Grammys 2025 Live Updates: Chappell Roan Wins Best New Artist


Joe Coscarelli

In her acceptance speech for best new artist, Chappell Roan called on record labels to offer a “livable wage and health care, especially to developing artists.”Credit…Kevin Winter/Getty Images

Chappell Roan, the long-toiling singer-songwriter whose rocket-ship year took her from tiny clubs to the top of pop in 2024, made herself known onstage at the Grammys, calling on record labels to offer a “livable wage and health care, especially to developing artists” in her acceptance speech for best new artist.

“Because I got signed so young, I got signed as a minor, and when I got dropped, I had zero job experience under my belt, and like most people I had a difficult job finding a job during the pandemic and couldn’t find health insurance,” Roan said, calling it “so devastating to feel so committed to my art and feel so betrayed by the system.”

“If my label would have prioritized artists’ health, I would have been provided care by a company I had given everything to,” she added.

Roan, 26, has made as many headlines offstage as on, bringing a Gen-Z spirit of transparency and frankness to the growing pains of rising fame. She said onstage that she had told herself is she ever won a Grammy, she would “stand up here in front of the most powerful people in music” and demand more from an industry “profiting millions of dollars off artists.”

“Labels, we got you, but do you got us?” Roan said in closing.

As her songs about queer love and lust have found a larger audience, Roan has been outspoken about having grown up in conservative Willard, Mo., urging her young fan base to be themselves and stand up for what they believe in.

For Roan, that has meant being clear about her boundaries with photographers and fans, but also her broader political beliefs.
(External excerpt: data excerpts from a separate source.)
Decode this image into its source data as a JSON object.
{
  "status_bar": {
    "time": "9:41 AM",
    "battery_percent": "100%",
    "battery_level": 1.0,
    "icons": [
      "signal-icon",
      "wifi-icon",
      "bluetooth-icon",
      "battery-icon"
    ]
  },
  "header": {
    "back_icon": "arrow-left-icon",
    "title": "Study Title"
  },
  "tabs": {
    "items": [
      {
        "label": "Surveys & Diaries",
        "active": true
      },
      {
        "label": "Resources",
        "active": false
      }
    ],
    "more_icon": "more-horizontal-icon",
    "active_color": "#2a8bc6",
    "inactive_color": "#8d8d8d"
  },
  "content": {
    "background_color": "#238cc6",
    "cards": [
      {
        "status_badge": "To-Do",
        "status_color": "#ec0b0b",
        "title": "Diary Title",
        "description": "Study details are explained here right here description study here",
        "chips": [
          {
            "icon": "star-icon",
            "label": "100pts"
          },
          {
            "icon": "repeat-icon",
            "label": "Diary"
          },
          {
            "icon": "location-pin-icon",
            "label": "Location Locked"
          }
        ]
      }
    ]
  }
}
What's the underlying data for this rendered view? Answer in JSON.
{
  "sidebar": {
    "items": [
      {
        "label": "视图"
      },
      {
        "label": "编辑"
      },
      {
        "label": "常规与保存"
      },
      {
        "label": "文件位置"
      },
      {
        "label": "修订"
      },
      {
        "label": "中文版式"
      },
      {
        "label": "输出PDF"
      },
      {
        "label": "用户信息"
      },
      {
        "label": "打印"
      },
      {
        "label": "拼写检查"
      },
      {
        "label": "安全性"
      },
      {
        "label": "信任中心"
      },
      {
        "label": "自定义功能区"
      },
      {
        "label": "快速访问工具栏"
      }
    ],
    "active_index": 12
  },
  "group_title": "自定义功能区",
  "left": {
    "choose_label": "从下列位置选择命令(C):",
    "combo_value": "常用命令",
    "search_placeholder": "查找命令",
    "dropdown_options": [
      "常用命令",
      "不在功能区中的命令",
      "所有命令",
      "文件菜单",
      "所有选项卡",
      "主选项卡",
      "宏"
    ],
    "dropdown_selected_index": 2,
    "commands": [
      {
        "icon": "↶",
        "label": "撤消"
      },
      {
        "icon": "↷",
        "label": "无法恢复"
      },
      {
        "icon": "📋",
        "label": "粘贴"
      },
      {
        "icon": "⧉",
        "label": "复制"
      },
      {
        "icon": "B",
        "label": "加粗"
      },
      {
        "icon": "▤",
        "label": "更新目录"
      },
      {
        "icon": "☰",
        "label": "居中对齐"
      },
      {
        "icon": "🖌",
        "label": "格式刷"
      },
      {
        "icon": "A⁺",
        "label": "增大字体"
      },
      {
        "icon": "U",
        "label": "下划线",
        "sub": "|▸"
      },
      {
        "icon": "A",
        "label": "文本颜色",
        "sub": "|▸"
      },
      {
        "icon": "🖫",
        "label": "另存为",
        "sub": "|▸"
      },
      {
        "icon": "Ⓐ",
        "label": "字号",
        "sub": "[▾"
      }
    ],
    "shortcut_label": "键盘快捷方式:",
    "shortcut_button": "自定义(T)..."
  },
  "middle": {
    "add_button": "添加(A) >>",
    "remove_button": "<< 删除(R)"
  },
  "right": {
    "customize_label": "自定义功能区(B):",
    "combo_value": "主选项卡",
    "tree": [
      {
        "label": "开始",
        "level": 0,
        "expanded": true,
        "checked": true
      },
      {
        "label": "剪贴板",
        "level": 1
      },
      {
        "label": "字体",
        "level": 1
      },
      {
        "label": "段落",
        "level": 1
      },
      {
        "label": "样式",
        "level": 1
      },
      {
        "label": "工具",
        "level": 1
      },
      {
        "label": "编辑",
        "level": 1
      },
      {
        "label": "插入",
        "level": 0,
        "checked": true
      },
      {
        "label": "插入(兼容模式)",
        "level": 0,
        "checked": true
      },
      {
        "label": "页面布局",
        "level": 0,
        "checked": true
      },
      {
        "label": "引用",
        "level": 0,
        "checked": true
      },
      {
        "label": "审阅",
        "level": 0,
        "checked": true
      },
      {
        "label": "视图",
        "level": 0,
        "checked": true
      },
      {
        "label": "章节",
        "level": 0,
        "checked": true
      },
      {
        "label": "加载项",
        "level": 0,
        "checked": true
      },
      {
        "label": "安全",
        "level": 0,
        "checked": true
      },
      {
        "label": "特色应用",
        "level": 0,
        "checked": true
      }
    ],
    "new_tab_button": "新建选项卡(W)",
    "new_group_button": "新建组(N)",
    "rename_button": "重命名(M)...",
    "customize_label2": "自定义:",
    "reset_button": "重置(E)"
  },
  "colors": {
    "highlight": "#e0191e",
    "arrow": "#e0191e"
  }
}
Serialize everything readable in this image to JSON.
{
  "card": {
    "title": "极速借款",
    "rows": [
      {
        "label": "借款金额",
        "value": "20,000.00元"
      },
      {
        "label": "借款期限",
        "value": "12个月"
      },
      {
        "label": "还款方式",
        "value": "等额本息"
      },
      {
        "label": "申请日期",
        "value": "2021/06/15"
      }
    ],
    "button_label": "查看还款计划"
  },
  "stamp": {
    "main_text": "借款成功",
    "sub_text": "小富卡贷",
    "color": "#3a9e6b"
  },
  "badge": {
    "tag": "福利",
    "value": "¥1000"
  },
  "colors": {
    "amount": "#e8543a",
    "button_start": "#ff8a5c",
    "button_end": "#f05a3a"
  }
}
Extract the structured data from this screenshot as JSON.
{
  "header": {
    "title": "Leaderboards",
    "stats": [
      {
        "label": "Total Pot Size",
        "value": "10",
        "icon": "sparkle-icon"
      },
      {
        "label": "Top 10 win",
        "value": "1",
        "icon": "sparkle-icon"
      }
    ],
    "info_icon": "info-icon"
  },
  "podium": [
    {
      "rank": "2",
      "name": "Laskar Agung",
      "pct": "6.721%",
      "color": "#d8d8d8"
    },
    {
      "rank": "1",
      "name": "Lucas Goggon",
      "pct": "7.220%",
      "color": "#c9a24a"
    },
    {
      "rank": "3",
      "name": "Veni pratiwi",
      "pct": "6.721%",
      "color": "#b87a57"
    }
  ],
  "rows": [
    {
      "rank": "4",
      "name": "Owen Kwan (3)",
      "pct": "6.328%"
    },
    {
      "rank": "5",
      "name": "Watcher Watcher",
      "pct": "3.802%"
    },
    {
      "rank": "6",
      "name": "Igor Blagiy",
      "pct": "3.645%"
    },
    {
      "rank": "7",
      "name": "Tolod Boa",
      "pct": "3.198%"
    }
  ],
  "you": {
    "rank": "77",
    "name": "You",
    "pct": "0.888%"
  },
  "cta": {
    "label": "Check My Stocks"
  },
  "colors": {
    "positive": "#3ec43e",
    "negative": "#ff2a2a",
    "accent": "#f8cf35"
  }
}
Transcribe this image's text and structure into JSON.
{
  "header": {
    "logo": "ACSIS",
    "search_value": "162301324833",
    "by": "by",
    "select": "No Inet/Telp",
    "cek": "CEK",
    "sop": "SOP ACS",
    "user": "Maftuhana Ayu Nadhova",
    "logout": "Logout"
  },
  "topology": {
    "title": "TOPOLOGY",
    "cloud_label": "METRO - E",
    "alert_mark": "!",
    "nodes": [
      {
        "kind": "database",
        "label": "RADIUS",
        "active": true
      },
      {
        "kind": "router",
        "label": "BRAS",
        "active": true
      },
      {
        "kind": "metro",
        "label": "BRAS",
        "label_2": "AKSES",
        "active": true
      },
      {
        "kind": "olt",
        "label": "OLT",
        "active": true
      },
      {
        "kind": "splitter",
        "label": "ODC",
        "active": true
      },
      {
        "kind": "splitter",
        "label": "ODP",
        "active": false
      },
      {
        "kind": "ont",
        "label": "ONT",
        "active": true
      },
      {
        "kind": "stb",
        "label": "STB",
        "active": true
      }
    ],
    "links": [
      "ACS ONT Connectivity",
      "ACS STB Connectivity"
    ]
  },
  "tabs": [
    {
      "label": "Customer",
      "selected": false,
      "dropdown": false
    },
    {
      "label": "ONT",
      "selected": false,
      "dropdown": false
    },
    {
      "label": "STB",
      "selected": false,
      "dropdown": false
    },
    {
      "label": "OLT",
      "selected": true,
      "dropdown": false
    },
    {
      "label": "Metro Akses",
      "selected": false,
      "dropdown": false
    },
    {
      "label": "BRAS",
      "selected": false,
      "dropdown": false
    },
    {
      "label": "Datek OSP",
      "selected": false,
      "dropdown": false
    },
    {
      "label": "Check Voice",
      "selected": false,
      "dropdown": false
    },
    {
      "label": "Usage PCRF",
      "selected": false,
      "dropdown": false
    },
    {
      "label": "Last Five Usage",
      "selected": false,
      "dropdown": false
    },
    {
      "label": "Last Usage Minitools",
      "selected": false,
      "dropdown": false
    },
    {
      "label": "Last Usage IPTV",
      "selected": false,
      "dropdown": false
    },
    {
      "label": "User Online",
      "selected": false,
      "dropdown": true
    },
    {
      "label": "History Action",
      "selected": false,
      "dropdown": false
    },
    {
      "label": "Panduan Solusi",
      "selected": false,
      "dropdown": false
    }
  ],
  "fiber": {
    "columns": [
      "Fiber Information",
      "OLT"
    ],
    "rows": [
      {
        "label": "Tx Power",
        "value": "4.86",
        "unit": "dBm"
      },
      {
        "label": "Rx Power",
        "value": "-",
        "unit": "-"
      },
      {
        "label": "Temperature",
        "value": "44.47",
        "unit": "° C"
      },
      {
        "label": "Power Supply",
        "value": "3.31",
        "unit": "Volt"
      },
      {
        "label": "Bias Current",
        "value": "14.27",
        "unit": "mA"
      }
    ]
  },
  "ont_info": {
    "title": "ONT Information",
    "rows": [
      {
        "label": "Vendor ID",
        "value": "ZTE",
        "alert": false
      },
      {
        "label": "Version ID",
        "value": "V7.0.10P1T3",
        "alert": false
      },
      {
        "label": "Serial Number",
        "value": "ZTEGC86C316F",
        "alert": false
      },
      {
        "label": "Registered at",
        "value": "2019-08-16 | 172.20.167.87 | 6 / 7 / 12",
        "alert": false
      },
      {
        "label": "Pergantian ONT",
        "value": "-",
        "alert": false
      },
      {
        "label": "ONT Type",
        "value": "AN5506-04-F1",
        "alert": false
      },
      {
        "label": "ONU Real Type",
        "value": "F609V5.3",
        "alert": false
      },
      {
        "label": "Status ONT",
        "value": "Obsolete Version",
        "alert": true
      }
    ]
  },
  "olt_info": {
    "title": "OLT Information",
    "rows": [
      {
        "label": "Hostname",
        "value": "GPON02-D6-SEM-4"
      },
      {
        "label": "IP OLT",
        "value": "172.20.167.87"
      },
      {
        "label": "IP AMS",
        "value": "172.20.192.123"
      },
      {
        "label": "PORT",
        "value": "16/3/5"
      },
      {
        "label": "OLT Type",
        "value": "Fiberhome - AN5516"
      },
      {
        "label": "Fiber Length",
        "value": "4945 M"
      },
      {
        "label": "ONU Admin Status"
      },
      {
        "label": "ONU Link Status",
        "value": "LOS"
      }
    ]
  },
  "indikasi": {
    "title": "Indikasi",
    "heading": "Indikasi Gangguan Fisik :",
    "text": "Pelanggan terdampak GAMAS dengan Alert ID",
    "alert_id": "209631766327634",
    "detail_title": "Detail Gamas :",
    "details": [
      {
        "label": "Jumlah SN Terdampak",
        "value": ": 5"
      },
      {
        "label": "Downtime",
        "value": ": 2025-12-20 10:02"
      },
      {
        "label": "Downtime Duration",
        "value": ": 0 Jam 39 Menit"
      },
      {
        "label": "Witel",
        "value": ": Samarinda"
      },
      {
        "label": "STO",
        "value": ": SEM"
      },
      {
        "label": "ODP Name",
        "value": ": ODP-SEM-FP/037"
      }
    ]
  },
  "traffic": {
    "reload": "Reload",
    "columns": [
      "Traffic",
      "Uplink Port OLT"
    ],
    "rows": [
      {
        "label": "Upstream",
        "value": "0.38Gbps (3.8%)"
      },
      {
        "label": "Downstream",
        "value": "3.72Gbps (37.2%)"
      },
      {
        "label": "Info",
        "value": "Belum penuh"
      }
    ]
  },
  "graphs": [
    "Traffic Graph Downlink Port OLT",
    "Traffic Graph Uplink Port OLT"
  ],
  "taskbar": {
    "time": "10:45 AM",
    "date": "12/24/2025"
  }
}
She said in an interview with Rolling Stone that she had turned down an invitation to perform at the White House’s Pride celebration, but had considered going to protest the Biden administration’s stance on the war in Gaza in person.

“I’m not going to go to the White House because I am not going to be a monkey for Pride,” she said. She also faced criticism after announcing that she would refrain from endorsing a candidate in the presidential election despite opposing Donald J. Trump because she could not support “the Democratic Party that has failed people like me and you — and more so Palestine and more so every marginalized community in the world.” She later clarified that she would vote for Kamala Harris, “but I’m not settling for what has been offered, because that’s questionable.”

Roan, who performed her song “Pink Pony Club” earlier in the show, entered the night with six nominations, including album of the year (for her debut, “The Rise and Fall of a Midwest Princess”), and song and record of the year (“Good Luck, Babe!”).